- Venue
- Spike Print Studios
- Location
- South West England
The Spike Print bursary, awarded through Spike Island’s Associates programme, enabled me to take up a place on Paper Structures: Book Arts Unfolded at Spike Print Studio in 2017–18.
I embarked on this course with a long-standing interest in artists’ books and an existing creative practice that spans visual art and writing. The course challenged my assumptions about the kind of work I thought I’d make through the year and reminded me how important the not-knowing is in creative development.
Paper Structures: Book Arts Unfolded has playfulness and experimentation at its heart, and the invitation to play was especially liberating; I let go of the worry of being artistically consistent, of feeling the need to make coherent work that neatly fits into my ‘practice’, as it appears publicly.

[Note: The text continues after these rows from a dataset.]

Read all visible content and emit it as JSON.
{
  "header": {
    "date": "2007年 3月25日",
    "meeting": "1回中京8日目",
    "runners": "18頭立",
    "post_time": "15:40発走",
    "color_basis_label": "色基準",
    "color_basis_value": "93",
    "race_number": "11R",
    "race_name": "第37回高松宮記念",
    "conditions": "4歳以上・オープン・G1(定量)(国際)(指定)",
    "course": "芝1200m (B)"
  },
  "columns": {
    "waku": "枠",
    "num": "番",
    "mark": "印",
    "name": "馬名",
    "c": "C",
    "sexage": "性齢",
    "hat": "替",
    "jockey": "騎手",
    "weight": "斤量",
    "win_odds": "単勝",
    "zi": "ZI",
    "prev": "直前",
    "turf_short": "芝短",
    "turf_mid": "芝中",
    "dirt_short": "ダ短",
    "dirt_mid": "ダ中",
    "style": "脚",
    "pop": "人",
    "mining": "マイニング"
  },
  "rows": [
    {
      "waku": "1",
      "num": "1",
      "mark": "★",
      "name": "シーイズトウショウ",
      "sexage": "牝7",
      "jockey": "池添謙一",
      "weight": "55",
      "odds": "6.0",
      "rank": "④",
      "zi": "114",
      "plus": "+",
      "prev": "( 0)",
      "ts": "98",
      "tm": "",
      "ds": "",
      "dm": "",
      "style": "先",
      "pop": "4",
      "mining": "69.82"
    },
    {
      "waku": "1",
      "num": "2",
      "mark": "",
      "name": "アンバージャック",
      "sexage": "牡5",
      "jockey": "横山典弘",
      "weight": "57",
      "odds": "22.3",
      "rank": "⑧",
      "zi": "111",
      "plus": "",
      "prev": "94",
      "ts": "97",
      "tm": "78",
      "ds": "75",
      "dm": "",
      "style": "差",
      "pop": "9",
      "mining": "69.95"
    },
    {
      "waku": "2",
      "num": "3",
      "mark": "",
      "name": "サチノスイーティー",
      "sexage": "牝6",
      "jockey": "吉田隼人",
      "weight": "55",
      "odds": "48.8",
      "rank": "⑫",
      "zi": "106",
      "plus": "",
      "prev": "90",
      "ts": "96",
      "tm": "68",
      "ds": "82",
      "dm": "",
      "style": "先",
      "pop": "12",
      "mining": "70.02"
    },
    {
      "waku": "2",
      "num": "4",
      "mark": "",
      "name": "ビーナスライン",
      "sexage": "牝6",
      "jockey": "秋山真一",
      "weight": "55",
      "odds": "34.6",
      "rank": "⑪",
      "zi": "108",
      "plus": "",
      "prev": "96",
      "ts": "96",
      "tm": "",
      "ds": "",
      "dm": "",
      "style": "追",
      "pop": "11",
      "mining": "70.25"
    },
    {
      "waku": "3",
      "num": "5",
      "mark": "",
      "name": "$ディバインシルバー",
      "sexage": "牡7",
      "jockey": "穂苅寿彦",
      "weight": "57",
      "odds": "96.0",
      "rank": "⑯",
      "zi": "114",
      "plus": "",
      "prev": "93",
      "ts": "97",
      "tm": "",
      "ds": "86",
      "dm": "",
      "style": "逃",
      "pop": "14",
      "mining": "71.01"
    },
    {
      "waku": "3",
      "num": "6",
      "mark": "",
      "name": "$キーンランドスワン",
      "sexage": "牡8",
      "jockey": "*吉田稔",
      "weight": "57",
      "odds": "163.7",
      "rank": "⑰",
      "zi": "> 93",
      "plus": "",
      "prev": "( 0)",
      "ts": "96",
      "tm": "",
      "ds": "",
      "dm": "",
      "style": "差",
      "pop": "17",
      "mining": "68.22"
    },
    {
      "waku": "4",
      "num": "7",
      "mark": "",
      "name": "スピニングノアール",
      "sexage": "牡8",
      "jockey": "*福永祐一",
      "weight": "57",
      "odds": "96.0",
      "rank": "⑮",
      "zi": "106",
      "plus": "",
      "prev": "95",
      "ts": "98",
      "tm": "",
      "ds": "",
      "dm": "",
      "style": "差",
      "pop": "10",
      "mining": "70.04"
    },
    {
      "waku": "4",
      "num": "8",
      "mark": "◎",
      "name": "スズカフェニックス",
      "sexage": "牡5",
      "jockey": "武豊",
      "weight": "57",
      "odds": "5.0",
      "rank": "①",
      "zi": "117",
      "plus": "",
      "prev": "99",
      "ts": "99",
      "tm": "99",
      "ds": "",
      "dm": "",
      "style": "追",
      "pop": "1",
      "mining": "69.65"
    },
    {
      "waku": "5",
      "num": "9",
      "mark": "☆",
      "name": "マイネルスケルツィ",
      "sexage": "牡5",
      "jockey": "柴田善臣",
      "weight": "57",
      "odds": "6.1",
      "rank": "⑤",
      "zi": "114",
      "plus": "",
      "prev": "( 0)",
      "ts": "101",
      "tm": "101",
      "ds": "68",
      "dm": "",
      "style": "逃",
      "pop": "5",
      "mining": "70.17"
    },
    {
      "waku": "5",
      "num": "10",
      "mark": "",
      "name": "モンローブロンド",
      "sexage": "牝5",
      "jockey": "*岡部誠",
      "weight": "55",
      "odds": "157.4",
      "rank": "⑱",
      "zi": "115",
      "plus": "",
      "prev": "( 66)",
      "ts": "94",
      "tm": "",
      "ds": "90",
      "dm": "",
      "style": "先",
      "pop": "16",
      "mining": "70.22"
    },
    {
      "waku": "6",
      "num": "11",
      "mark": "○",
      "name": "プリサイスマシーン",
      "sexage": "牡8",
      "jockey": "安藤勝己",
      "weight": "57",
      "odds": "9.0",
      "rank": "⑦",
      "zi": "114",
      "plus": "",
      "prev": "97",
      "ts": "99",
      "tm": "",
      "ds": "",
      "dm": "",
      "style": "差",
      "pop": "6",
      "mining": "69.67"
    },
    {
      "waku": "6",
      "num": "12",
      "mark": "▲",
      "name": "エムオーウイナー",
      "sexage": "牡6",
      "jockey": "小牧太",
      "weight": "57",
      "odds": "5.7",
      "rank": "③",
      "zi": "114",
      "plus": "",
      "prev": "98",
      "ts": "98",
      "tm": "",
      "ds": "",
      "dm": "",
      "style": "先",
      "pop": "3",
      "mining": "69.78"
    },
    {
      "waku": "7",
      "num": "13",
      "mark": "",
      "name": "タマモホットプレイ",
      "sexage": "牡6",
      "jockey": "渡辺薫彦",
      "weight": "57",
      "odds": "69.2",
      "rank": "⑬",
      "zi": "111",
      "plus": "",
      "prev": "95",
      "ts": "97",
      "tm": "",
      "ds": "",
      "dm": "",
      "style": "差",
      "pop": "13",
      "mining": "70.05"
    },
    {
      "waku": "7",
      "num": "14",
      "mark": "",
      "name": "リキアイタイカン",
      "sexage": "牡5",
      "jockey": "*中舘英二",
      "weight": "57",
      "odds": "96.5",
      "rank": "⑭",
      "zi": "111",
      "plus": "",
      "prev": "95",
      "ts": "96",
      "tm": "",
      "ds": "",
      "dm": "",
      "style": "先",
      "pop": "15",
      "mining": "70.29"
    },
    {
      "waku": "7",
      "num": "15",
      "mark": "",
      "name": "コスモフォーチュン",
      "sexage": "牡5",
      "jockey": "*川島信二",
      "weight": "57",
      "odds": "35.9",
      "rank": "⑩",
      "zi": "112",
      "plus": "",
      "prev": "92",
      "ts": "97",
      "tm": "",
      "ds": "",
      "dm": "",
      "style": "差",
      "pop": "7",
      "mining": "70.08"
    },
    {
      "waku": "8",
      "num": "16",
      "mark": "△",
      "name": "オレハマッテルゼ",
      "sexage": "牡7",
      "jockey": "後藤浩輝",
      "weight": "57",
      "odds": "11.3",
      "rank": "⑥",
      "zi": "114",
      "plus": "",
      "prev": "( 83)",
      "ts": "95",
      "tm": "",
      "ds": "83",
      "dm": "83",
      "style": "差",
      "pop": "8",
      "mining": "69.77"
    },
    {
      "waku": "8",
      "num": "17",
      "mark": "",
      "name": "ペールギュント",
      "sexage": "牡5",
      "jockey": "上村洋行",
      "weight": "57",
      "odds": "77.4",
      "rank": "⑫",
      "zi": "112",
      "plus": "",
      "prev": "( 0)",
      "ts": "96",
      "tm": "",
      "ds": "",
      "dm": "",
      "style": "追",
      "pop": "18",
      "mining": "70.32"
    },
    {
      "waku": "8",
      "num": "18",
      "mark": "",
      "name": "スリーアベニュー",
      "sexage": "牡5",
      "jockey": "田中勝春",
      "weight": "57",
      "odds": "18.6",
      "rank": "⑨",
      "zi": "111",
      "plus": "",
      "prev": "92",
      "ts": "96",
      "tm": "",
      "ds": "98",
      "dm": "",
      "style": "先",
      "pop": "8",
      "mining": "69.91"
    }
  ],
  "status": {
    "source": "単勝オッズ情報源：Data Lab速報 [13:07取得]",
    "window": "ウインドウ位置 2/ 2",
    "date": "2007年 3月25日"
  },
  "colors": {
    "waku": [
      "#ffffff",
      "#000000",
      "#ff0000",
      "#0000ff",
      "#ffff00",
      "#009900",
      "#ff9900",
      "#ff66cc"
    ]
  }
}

My peers showed me different ways of looking and seeing. I took risks and thoroughly enjoyed the act of making and thinking-and-not-thinking, and followed the circuitous paths that appeared. I ran headlong down dead ends, spent hours making things that went straight in the bin, felt momentary delight and rambling exasperation: essential elements in creating anything of value.
I have new practical skills in bookbinding, box making and toy design. I tried to trap tiny paper minnows inside handmade Japanese paper but they darted away from me. I found the simplest pleasure in folding paper into 3D forms then fell down a rabbit hole of mind-melting mathematical variation. I moulded scissors from paper but they snipped themselves into self-referential confetti. I built a staircase that went nowhere. I got lost in a mirrored Cricut maze.
I left folded orange printer paper in daylight, then unfolded the sun bleached sheets and saw a calendar that recorded the final weeks of the course. This became the piece I showed at the end of year exhibition. The marks left by the light continued to fade during the show. My interest in the marking of time – which in the past I have expressed through photography and video – has found a new form in paper.
When I look back at the maquettes, the tests, the 3D sketches I made throughout the year, what surprises me most are the clear threads of ideas running through them. The act of unconsciously playing, of pressing pause on my self-critical brain, far from resulting in an incoherent mish-mash, has uncovered new ways of articulating my artistic concerns. This course enabled me to make those discoveries and leaves me with numerous lines of artistic enquiry to follow.
–Ellen Wilkinson, July 2018
(An aspect of writing that I’m very interested in is when authors – particularly of fiction – use parentheses to say the most important thing: far from being parenthetical, the brackets contain the bit that really matters. These parentheses contain Emma Gregory, who led this course with generosity, insight, challenge, support and many, many questions. Thank you so much, Emma).